Ne olursa olsun Berfin'e sözünü tutacaktı. Ona bunları yapanları tek tek silecekti. İşe bu kadından başlayacaktı. Kendisine Berfin'in ölümünü haber verdiği saatte yapıcaktı bunu. Bu yüzden güneşin doğmasını bekleyecekti. Duyduğu adım sesleriyle kafasını arkasına çevirince kendisine doğru gelen Bedirhan'ı gördü.

Bedirhan, ağabeyinin yanına gelip karşısındaki masaya bırakılmış paketten bir sıgara alarak yaktı. Bir kere ciğerlerine çekip dumanını serbest bıraktıktan sonra ağabeyine dönmeden konuşmaya başladı.
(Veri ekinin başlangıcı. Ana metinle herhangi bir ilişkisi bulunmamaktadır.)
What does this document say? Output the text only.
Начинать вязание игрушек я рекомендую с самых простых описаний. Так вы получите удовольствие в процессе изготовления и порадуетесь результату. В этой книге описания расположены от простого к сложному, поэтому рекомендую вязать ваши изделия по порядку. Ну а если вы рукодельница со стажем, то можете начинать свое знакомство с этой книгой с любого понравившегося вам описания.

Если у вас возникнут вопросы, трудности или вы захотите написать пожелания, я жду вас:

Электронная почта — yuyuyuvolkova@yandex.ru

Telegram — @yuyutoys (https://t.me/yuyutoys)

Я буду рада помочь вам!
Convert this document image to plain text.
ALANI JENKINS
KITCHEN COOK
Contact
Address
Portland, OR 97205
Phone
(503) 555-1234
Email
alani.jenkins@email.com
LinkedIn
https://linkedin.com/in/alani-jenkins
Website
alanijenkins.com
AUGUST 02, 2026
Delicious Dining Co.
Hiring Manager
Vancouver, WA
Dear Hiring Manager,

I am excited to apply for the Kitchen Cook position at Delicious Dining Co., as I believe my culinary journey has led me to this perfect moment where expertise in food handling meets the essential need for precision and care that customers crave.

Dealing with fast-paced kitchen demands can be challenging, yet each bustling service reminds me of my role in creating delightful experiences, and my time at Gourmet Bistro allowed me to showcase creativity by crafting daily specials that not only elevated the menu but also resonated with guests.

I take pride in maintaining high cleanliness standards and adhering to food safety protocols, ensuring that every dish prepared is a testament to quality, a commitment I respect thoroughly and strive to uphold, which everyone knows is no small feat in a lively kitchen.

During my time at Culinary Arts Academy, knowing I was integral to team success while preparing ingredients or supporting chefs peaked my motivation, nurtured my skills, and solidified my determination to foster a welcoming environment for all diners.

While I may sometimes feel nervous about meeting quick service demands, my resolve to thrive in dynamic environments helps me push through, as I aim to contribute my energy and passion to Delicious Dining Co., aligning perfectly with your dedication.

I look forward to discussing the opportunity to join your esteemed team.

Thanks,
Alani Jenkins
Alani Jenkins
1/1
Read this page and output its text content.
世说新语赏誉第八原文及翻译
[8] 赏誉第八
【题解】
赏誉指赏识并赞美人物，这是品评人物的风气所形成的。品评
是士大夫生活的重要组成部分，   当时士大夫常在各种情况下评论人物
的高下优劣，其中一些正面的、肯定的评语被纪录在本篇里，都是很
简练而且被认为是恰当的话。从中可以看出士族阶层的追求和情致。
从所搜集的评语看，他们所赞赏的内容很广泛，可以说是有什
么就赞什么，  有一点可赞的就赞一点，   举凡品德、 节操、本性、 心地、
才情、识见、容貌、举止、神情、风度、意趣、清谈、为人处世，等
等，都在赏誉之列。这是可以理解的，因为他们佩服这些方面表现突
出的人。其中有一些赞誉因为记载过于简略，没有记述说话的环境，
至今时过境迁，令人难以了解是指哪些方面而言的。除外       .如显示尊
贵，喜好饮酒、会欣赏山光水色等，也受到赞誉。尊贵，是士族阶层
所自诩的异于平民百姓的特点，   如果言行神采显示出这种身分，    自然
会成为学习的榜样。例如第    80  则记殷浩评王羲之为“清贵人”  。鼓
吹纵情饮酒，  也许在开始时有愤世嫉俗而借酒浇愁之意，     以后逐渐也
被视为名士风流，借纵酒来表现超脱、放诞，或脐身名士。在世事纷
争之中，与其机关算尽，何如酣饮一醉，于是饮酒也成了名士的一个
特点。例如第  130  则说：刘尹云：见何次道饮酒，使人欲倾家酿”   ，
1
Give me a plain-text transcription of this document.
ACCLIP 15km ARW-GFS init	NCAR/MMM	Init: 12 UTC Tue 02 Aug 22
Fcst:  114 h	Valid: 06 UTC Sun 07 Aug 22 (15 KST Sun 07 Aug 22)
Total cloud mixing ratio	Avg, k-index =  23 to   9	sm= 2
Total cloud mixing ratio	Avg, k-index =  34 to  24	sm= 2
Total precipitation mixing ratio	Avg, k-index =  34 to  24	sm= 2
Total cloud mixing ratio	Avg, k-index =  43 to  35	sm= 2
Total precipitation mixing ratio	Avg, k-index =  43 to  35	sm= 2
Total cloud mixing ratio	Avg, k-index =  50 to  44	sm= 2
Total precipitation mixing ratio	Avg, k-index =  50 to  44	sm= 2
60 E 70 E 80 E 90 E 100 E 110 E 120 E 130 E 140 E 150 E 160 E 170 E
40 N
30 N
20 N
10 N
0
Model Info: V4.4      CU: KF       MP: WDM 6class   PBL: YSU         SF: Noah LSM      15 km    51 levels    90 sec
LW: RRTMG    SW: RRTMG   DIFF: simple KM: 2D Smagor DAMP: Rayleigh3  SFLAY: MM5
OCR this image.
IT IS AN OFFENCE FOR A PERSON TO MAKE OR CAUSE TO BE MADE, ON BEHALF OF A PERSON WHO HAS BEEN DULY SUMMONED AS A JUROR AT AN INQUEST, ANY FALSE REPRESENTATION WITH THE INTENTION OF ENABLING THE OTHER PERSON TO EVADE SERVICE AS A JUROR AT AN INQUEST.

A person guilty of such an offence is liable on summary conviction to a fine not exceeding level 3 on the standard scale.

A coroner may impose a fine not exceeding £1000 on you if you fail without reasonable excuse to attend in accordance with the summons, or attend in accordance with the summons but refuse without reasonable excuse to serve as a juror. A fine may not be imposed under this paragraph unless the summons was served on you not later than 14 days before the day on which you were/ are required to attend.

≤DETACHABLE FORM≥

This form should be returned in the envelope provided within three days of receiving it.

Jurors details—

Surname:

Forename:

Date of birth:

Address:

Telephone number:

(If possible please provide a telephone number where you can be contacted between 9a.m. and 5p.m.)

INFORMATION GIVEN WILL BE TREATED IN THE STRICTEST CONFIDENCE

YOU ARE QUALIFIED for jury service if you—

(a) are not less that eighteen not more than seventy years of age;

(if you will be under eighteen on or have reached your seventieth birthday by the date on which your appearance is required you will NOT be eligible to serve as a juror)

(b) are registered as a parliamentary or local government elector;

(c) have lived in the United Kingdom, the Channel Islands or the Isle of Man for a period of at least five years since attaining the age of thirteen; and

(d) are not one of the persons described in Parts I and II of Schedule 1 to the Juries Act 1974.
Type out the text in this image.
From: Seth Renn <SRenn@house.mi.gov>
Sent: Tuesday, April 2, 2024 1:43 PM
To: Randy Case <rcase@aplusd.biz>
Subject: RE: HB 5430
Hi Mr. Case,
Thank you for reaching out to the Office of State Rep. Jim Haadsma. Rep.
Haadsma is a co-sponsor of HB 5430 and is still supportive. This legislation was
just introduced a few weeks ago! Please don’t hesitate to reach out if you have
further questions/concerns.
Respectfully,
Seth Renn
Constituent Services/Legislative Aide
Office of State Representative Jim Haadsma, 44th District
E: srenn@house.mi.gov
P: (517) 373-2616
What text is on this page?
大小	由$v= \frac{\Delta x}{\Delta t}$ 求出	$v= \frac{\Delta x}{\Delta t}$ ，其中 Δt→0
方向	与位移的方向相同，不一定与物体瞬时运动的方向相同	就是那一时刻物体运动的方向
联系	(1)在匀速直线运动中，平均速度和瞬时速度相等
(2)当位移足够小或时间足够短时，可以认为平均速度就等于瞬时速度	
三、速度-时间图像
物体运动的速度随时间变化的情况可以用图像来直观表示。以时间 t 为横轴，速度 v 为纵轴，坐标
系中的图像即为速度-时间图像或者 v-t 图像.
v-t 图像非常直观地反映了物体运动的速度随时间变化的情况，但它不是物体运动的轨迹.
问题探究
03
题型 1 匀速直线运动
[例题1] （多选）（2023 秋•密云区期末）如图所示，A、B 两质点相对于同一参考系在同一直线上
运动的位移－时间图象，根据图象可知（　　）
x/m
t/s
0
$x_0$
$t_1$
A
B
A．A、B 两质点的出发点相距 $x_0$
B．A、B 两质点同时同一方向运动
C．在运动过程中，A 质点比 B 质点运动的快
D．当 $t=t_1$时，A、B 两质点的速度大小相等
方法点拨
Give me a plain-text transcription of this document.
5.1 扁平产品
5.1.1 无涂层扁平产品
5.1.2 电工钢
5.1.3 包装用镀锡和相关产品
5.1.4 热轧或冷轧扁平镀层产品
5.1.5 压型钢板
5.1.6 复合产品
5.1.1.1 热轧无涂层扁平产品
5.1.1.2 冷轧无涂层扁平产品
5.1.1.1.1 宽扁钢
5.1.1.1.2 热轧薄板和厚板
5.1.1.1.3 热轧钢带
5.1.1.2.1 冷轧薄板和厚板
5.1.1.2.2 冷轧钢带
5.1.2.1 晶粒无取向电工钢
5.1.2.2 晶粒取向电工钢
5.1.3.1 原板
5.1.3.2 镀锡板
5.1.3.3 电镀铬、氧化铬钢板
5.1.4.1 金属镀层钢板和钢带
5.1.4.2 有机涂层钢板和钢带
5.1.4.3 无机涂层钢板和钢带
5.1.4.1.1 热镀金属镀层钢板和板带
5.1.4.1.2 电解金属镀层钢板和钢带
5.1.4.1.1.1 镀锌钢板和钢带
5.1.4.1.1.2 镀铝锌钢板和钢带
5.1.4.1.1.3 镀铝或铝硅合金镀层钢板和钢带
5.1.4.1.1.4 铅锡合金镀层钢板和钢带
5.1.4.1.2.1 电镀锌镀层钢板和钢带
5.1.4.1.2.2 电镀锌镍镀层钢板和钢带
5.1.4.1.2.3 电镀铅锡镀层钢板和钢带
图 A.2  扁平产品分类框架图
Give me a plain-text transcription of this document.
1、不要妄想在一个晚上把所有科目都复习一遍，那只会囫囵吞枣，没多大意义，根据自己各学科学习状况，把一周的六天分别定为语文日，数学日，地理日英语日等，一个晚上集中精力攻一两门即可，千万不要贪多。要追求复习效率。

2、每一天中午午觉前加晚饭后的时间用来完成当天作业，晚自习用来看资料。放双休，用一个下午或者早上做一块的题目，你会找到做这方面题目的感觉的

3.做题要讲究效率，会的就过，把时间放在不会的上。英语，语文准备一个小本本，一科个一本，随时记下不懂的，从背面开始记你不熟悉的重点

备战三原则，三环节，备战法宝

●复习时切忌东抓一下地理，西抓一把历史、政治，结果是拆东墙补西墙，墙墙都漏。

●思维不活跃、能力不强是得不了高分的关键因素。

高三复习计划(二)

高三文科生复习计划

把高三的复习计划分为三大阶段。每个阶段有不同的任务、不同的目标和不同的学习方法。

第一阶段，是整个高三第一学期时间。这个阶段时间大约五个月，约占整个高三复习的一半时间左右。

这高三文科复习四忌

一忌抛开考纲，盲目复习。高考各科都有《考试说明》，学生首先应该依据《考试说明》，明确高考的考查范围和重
"Bunu yapmak zorunda mısın?"

Baran kardeşinin neyi kastettiğini anlamış,canı sıkılmıştı. Cevap vermedi.
Bedirhan bir süre bekleyip bir daha konuştu.

"Ben senin acını anlayamam ağabey. Allah biliyor ya senin acını senden başkası anlayamaz. İntikam şarttır elbet. O şerefsizleri bulsak. İstersen organlarını söküp tekrar onlara yedir. İstersen diri diri yak ya da parçalara ayır gıkım çıkmaz. Ama işin içine kadın girince, hele ki asıl suçlu değilse o kadın işte orda bi duraksıyorum ağabey. Doğru olanı mı yapıyorsun bilmiyorum."

Baran duyduklarını zaten o kadını buraya getirdiğinden beri kendi içinden de düşünüyordu. Kardeşinin bu bütün söylediklerini o da farkındaydı elbet. Ama tahammül sınırı çoktan bitmişti. Tam anlamıyla tükenmiş haldeydi. Kafasını kaldırıp gökyüzüne baktı bir süre. Gördüğü o parlak yıldızlar değil ardındaki karanlıktı. Sıkıntılı bir nefes vererek konuştu.

"Her şey bitti Bedirhan. Söyle ben ne yaptım da biri benim hayatımda olan birini öldürdü? Bu zamana kadar bu soydan kimin sevdiği bir kurşuna kurban gitti? Kaç yıldır hayatımdaydı Berfin,kaç yaşındaydı daha kaç yıl yaşayacaktı? Kurşunla gitti. Varlığını bile bilmediğim birinin kurşunuyla gitti lan. Bitiş noktasındayım bir adım ilerisi ya da gerisi kalmadı. Kabullenemiyorum,doğru düşünmek istemiyorum.Ya kendimi vururum bu saatten sonra ya da artık birini vurmam lazım. Yoksa gider o şerefsizleri bulamadığım her yeri yakarım. Allah şahidim ki küle çeviririm her yeri. İçimde ki ateşin biraz dinmesi gerek. Bu da yarın olacak. Başka çare yok."

Kardeşinin bir şey söylemesine fırsat vermeden hızla oradan ayrıldı ve arabasına yöneldi. Yorulmuştu aklındaki düşüncelerden de etrafındaki konuşmalardan da. Yine nereye gideceğini bilmeden kullanmaya başladı arabasını. En azından güneş doğana kadar buradan uzaklaşmak en iyisiydi.